Joseph Sheridan Le Fanu Biography

Joseph Sheridan Le Fanu (LEHF-uhn-yew or luh FAHN-yew) was the son of the dean of the Irish Episcopal Church and a relative of the famous Sheridans of Ireland. His grandmother was Alice Sheridan Le Fanu, a witty poet and playwright who was the sister of Richard Brinsley Sheridan, author of The Rivals (pr., pb. 1775) and The School for Scandal (pr. 1777). As a student at Trinity College, Dublin, Le Fanu contributed stories to the Dublin University Magazine, which he ultimately edited and used as an outlet for most of his twelve novels. Though he passed his bar examination in 1839, he eschewed the practice of law in order to follow a literary career.

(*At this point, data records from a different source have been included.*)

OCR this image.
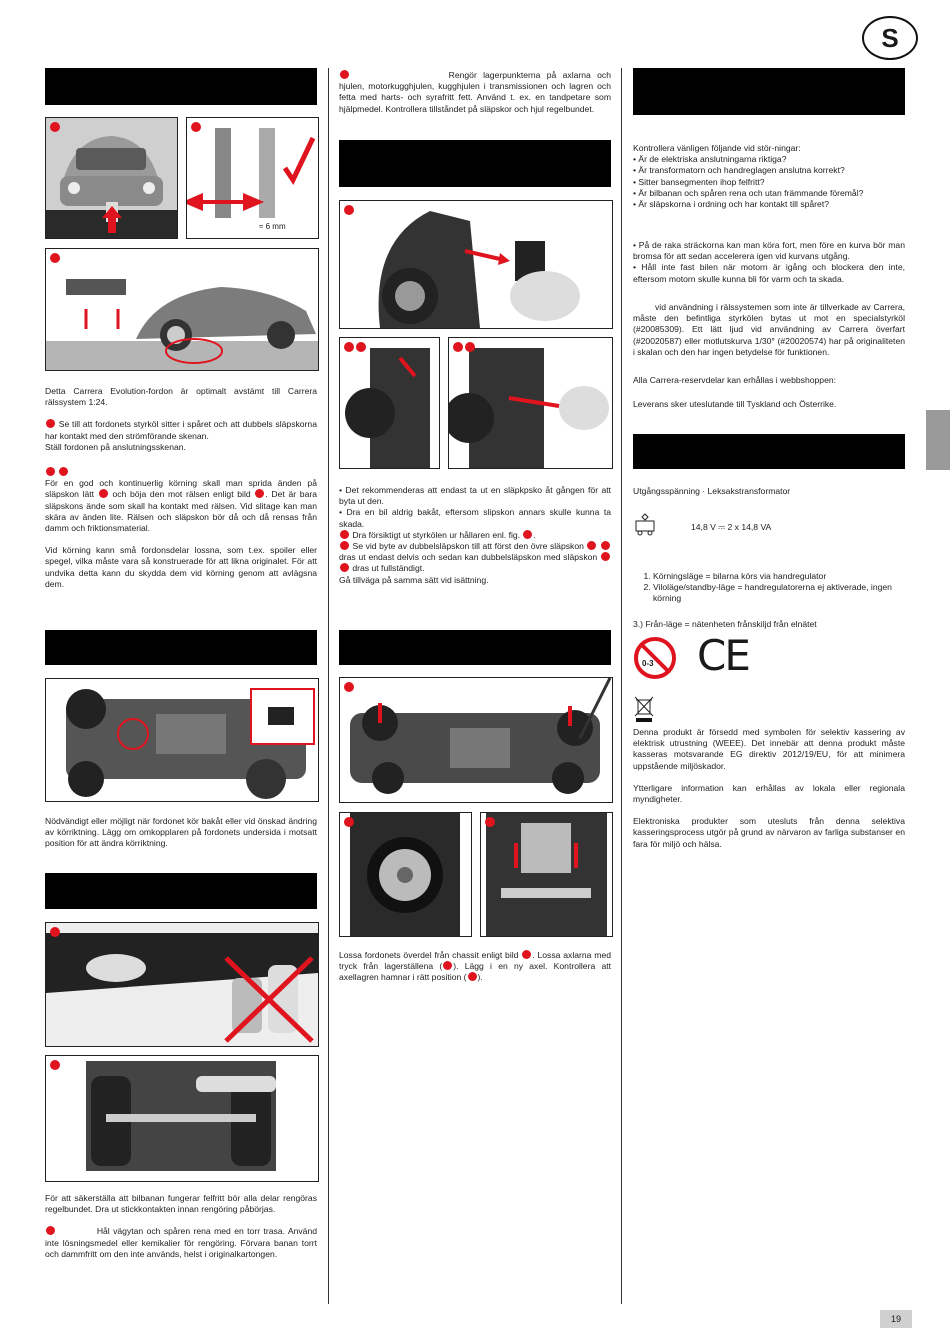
S
19
≈ 6 mm

Detta Carrera Evolution-fordon är optimalt avstämt till Carrera rälssystem 1:24.

Se till att fordonets styrköl sitter i spåret och att dubbels släpskorna har kontakt med den strömförande skenan.

Ställ fordonen på anslutningsskenan.

För en god och kontinuerlig körning skall man sprida änden på släpskon lätt och böja den mot rälsen enligt bild . Det är bara släpskons ände som skall ha kontakt med rälsen. Vid slitage kan man skära av änden lite. Rälsen och släpskon bör då och då rensas från damm och friktionsmaterial.

Vid körning kann små fordonsdelar lossna, som t.ex. spoiler eller spegel, vilka måste vara så konstruerade för att likna originalet. För att undvika detta kann du skydda dem vid körning genom att avlägsna dem.

Nödvändigt eller möjligt när fordonet kör bakåt eller vid önskad ändring av körriktning. Lägg om omkopplaren på fordonets undersida i motsatt position för att ändra körriktning.

För att säkerställa att bilbanan fungerar felfritt bör alla delar rengöras regelbundet. Dra ut stickkontakten innan rengöring påbörjas.

Hål vägytan och spåren rena med en torr trasa. Använd inte lösningsmedel eller kemikalier för rengöring. Förvara banan torrt och dammfritt om den inte används, helst i originalkartongen.

Rengör lagerpunkterna på axlarna och hjulen, motorkugghjulen, kugghjulen i transmissionen och lagren och fetta med harts- och syrafritt fett. Använd t. ex. en tandpetare som hjälpmedel. Kontrollera tillståndet på släpskor och hjul regelbundet.
• Det rekommenderas att endast ta ut en släpkpsko åt gången för att byta ut den.
• Dra en bil aldrig bakåt, eftersom slipskon annars skulle kunna ta skada.
Dra försiktigt ut styrkölen ur hållaren enl. fig. .
Se vid byte av dubbelsläpskon till att först den övre släpskon   dras ut endast delvis och sedan kan dubbelsläpskon med släpskon   dras ut fullständigt.
Gå tillväga på samma sätt vid isättning.
Lossa fordonets överdel från chassit enligt bild . Lossa axlarna med tryck från lagerställena ( ). Lägg i en ny axel. Kontrollera att axellagren hamnar i rätt position ( ).
Kontrollera vänligen följande vid stör-ningar:
• Är de elektriska anslutningarna riktiga?
• Är transformatorn och handreglagen anslutna korrekt?
• Sitter bansegmenten ihop felfritt?
• Är bilbanan och spåren rena och utan främmande föremål?
• Är släpskorna i ordning och har kontakt till spåret?
• På de raka sträckorna kan man köra fort, men före en kurva bör man bromsa för att sedan accelerera igen vid kurvans utgång.
• Håll inte fast bilen när motorn är igång och blockera den inte, eftersom motorn skulle kunna bli för varm och ta skada.
vid användning i rälssystemen som inte är tillverkade av Carrera, måste den befintliga styrkölen bytas ut mot en specialstyrköl (#20085309). Ett lätt ljud vid användning av Carrera överfart (#20020587) eller motlutskurva 1/30° (#20020574) har på originaliteten i skalan och den har ingen betydelse för funktionen.
Alla Carrera-reservdelar kan erhållas i webbshoppen:
Leverans sker uteslutande till Tyskland och Österrike.
Utgångsspänning · Leksakstransformator
14,8 V ⎓ 2 x 14,8 VA
1. Körningsläge = bilarna körs via handregulator
2. Viloläge/standby-läge = handregulatorerna ej aktiverade, ingen körning
3.) Från-läge = nätenheten frånskiljd från elnätet
0-3 CE

Denna produkt är försedd med symbolen för selektiv kassering av elektrisk utrustning (WEEE). Det innebär att denna produkt måste kasseras motsvarande EG direktiv 2012/19/EU, för att minimera uppstående miljöskador.

Ytterligare information kan erhållas av lokala eller regionala myndigheter.

Elektroniska produkter som utesluts från denna selektiva kasseringsprocess utgör på grund av närvaron av farliga substanser en fara för miljö och hälsa.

Le Fanu became famous overnight with two stirring ballads, “Shamus O’Brien” and “Phaudhrig Crohoore.” Drawn to the occult, the uncanny, and the ominous, he undertook to write a series of horror stories, some of which are considered to rank with the work of Wilkie Collins. The early historical novels, such as The Cock and Anchor and Torlogh O’Brien, seem to modern taste too exaggerated to be effective. By contrast, The House by the Churchyard, his masterpiece, and Uncle Silas, his best-known work, are distinguished by their ingenious plots and tightly knit construction.

A play, Beatrice, his one attempt to emulate his granduncle, was a failure and has not survived, but his stories of terror and suspense were enormously popular and still pack a punch. One of his early works, “A Chapter in the History of the Tyrone Family” (1839), reprinted in The Watcher, and Other Weird Stories, has powerfully lurid and violent scenes that have been suggested as a source for Emily Brontë’s Wuthering Heights (1847). Le Fanu is frequently dismissed by literary historians as a “mere incident of the mid-century,” but if the genre of the mystery story is considered a significant branch of literature, Le Fanu must be ranked as one of the important novelists of nineteenth century Ireland.